Combien de temps s'était-il écoulé ? Une heure ? Une journée ? Une semaine ? Un mois ? Plus ? Moins ?
Le jeune chasseur était resté à écouter Letraedrael lui raconter Athel Loren, la plus ancienne forêt du Vieux Monde, ses mystères et sa magie, le Chêne des Ages, cet arbre merveilleux dont les fruits poussent en quelques secondes seulement, la longévité des elfes et leur rapport au temps que Martin avait toujours autant de mal à comprendre ; comment, dans leurs forêts, ils pouvaient traverser des centaines de lieues en quelques heures ou faire que certaines clairières restassent à jamais dans l'obscurité de la nuit. Elle raconta également toute une foule d'anecdotes visant à lui faire prendre conscience de l'étroitesse de sa pensée quand il croyait que le Bois aux Daims et, plus largement, la forêt de Laurelorn n'étaient pas en danger.
- Tu minimises les menaces qui pèsent sur nous, Martin, car tu ne les vois pas comme nous les voyons. Si tu raisonnais à l'échelle d'une vie d'elfe, tu comprendrais à quel point la Laurelorn d'aujourd'hui n'est que l'ombre de celle qu'elle a été. Et tu saurais que ces dernières décennies ne sont qu'une petite pause dans le processus de sa disparition. avait-elle annoncé avec un sourire triste.
Le chasseur, désormais pleinement investi de sa mission de Gardien du Bois aux Daims, restait charmé, au sens magique du terme, par le charisme et la prestance de la prêtresse elfe et il gardait un souvenir vivace de cette rencontre. Avec Aalcaas, ils avaient quitté Latraedrael en direction de l'orée de la forêt de Laurelorn sans que Martin ne fusse capable de se repérer totalement. Il lui avait bien semblé reconnaître un chemin ou deux, et certains endroits familiers mais, si son guide l'abandonnait maintenant, le jeune homme serait incapable de retrouver son chemin que ce fusse pour retourner sur ses pas ou parvenir à quitter la forêt.
Martin acceptait de poursuivre son combat en allant s'assurer que le démon avait bel et bien quitté les bois, et, le cas échéant, il continuerait la traque. Pour l'appuyer, et compenser la perte de son arme, Aalcaas lui avait fourni un arc elfe de belle facture et de nombreuses flèches pour garnir son carquois. C'était bien la moindre des choses pour gratifier un tel investissement.
Les frondaisons arboraient peu de feuillage mais les couleurs restaient chatoyantes, l'air était humide et relativement frais sans être pour autant froid, et les sous-bois étaient couverts d'un tapis de feuilles fraîchement tombées.
- Nous y sommes, commença Aalcaas, voilà ton village, humain.
Malgré tout ce qu'ils venaient de vivre ensemble, l'elfe ne semblait toujours pas apprécier son compagnon.
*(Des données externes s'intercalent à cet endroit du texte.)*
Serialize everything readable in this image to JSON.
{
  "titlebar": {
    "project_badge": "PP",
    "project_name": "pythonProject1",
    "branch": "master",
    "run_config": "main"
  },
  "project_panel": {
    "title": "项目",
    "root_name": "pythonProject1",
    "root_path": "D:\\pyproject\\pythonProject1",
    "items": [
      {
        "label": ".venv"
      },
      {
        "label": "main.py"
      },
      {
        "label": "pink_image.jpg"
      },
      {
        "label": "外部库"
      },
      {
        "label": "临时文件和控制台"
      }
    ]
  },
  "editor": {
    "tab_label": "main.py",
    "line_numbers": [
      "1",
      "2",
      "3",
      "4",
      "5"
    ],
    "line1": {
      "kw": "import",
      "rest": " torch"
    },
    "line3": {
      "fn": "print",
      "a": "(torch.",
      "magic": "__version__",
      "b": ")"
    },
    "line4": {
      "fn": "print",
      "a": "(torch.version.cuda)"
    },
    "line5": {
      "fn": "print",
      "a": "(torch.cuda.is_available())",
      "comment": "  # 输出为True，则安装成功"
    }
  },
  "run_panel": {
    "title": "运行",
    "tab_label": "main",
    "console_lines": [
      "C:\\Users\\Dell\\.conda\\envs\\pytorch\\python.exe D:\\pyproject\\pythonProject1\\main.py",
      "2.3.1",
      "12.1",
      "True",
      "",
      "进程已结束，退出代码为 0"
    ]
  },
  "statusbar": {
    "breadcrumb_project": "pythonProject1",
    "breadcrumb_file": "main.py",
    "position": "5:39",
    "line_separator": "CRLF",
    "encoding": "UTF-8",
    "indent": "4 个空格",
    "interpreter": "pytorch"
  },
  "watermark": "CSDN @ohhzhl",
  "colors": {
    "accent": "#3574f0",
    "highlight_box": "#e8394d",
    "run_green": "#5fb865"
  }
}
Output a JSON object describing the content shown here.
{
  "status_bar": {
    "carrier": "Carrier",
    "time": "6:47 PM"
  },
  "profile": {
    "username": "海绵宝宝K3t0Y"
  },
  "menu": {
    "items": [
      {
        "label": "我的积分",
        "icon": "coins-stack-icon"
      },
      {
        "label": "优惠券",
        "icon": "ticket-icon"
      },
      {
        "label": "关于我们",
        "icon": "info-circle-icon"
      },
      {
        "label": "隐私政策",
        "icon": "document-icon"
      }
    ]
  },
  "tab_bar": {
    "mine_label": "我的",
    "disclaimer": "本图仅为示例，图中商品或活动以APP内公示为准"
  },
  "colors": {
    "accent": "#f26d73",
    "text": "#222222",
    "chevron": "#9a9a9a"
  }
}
On aurait dit qu'il se contentait d'obéir à des ordres contraires à ses convictions. Les expressions de son visage restaient dures et sa voix glacée.
Hagendorf était en pleine ébullition à cette heure où le soleil déclinait. Les bergers rentraient leurs cheptels, des champs revenaient ceux qui avaient semé les blés, le froment et l'orge. Dans les jardins proches des habitations, on voyait certains autres semer des fèves, des graines de lin et la laitue à transplanter dans quelques mois. Les charrues revenaient des labours et de nombreux villageois portaient sur l'épaule un fagot de bois.
En approchant, les odeurs de salaisons parvinrent aux narines du chasseur qui sentit son estomac réclamer. A y réfléchir, il ne savait plus quand il avait fait son dernier repas, et il salivait à l'idée de tous ses jambons et tout ce lard préparés au gros sel récoltait dans les salins de la Mer des Griffes.
Dans les taillis et les plants d'arbustes féconds en baies, on pouvait apercevoir des pièges dressés pour y prendre les grives.
Toujours sur la colline qui dominait le village, le château du Duc étendait son ombre jusqu'aux premières masures. Ses cheminées crachaient leur fumée âcre et chargée de nombreuses odeurs de cuisine.
A première vue, rien de spécial ou inquiétant.
Le planton de garde à la grille du rempart baillait à s'en décrocher la mâchoire et jetait des coups d’œil vers l'intérieur de l'enceinte, visiblement impatient de voir arriver les deux miliciens chargés de la ronde de nuit... Martin l'avait déjà croisé à plusieurs reprises et se rappelait son nom : Ralf. S'il s'agissait bien de lui, l'homme était un brave gars du cru dont les aïeux avaient toujours vécu à l'ombre du château des Von Austrog.